Monday, January 4th, 2010

when you hear the words “church calendar” what do you think?

when you hear the word “liturgical” what do you think?

different people have different reactions. some might say “i have no idea what either one means.” others might think “liturgical means something lutheran, catholic or episcopalian and it’s usually boring.” because we are a community with an extremely wide breadth and depth of faith experiences, we always want to be cautious about throwing in words and ideas and thoughts that could exclude or throw people for a loop. at the same time, we are deeply dedicated to filling in the space between all of our diversity and finding our common thread. that thread, i believe, is Jesus. sure, there are people who aren’t quite sure about Jesus or have all kinds of weird associations with him that typically come from wacky church experiences, but the one thing we seem to be fairly clear on is that we are trying to learn what it means to follow Jesus. i like to think of our life together as a community as a place to learn what it means to “love Jesus, others, and ourselves and learn to be loved by Jesus, others, ourselves.” it’s a place to learn, a place to practice.

this year together at our saturday evening gatherings we are going to do something we have never intentionally done together since the refuge started 3 1/2 years ago–follow the church calendar. this means that instead of us as a community randomly deciding which passages or themes to use each week, we will use what millions of other Christ-followers around the world are using at the same time. for those of you who aren’t familiar with it, the new year of the church calendar starts with advent, which is the last sunday (saturday for us) in november. we’ve always celebrated advent as a community but then just left it there at christmas eve. this year, we’ll continue with the seasons of the church year all the way through until advent 2010 and see how we do. remember, everything will still be refuge-style. conversational, interactive, experiential, weekly communion and eating together. i think what will be really good for us is we’re going to learn a lot together. we’ll use the gospel passages–the stories of Jesus–as our guiding thoughts. we’ll intersect with the scriptures in ways that we might not have before. we’ll hopefully stir up some trouble–good trouble, the kind that moves us, transforms us.

here’s a helpful way to maybe think through the church seasons. it comes from the story formed calendar:

advent - the season of expectation
christmas - the season of celebration
epiphany (this is where we are now, the upcoming weeks are called “ordinary time”) - the season of illumination
lent - the season of listening
holy week - a time to remember
easter - the season of “hallelujahs” and the
season after pentecost becomes the season of intentional living in love, justice and mercy, in praise and gratitude

my take on it is that it is going to be a challenging & inspiring & fun year for us a community. i am excited about orienting my heart and my head toward the big story of God in a new way, to intersecting with the gospel stories from new angles and letting their power stir up new life in me.
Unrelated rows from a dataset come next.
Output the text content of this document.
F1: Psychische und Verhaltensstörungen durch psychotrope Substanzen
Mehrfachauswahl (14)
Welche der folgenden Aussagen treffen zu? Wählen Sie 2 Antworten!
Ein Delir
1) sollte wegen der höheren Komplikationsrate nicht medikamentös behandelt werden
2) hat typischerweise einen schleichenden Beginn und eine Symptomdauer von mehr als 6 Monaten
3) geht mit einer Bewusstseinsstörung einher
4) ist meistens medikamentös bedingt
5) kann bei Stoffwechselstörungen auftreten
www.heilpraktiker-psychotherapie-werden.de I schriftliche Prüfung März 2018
i love that we are a community that is willing to try new, creative things on our faith/life journey together. so much beauty awaits.

i’ll close with this, i think it’s what our year holds for us, what our faith/life journey through the gospels will remind us of, point us to:

“it is in the contemplation of the mysteries of the faith, the deep-down wrestling match of conflicting ideas, that resides the motivating power it takes to become what we see in Jesus.  the world around us tells us that life is about money, security, power, and success.  but the Gospels tell us that life is about something completely other.  real life, the Gospels tell us, is about doing the will of God, speaking for the poor, changing the lives of widows and orphans, exalting the status of women, refusing to make war, laying down our lives for the other, the invisible, and the enemy.  it is about taking everyone in instead of leaving everyone out.” - joan chittister, the liturgical year.